Mr McFarlane said the bank would maintain its dividend at 6.5p this year “as we focus on improving the returns of the business and accelerating the implementation of the strategy, while maintaining capital strength”. Some analysts had expected an increase to something like 7.2p a share.

Mr Morzaria said the bank was scrapping its old policy of paying out between 40 and 50 per cent of earnings in dividend, moving to a “more prudent payout”. But far from taking fright at this, investors pushed Barclays’ shares up 2 per cent, or 5p, to 284.6p. They have risen 13 per cent since Mr McFarlane’s coup.

While setting no new targets or announcing further job cuts on top of the 19,000 under Mr Jenkins, Mr McFarlane made it clear he wants to get Barclays’ cost-income ratio down from its current 68 per cent to nearer 50 per cent. He added: “We have not made a decision on headcount and have not confirmed any job cuts but the company will get smaller going forward.”

He said Barclays would continue to have its investment bank but made it clear this would be concentrated in the UK and US, highlighting the fact that its operations in the Middle East and Far East are not profitable.

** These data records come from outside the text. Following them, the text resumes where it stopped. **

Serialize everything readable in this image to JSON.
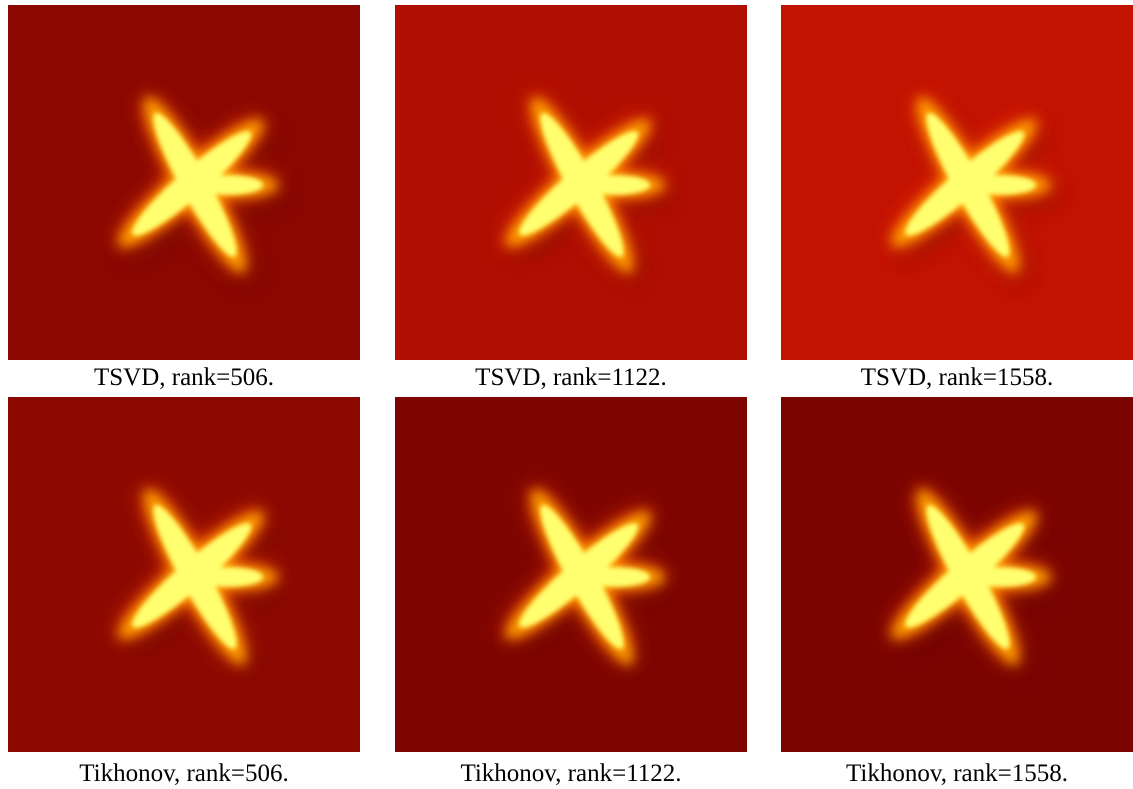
{
  "panels": [
    {
      "caption": "TSVD, rank=506."
    },
    {
      "caption": "TSVD, rank=1122."
    },
    {
      "caption": "TSVD, rank=1558."
    },
    {
      "caption": "Tikhonov, rank=506."
    },
    {
      "caption": "Tikhonov, rank=1122."
    },
    {
      "caption": "Tikhonov, rank=1558."
    }
  ]
}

He is also accelerating the sell-off of non-core assets, which stand at £57bn. The aim is to get that down to £20bn, rather than the £45bn previously set, by the end of 2017. At that point what was in effect the “bad bank” could be subsumed into the rest of the bank. But he was not going to tell people in advance which businesses were non-core. “That would simply cheapen the price of things if we want to get rid of them.”

Mr Morzaria said it was “disappointing” that the bank had had to increase its provisions for PPI mis-selling yet again. They cost an extra £600m in the first half, taking the total for Barclays over the past four years to £6bn.

After Barclays shut 100 branches during the first half Mr McFarlane said he was in no rush to continue closures at that pace. “I’m particularly hostile to closing the last branch in town,” he said. “But people are voting with their fingers nowadays and mobile access is now a multiple of branch visits.”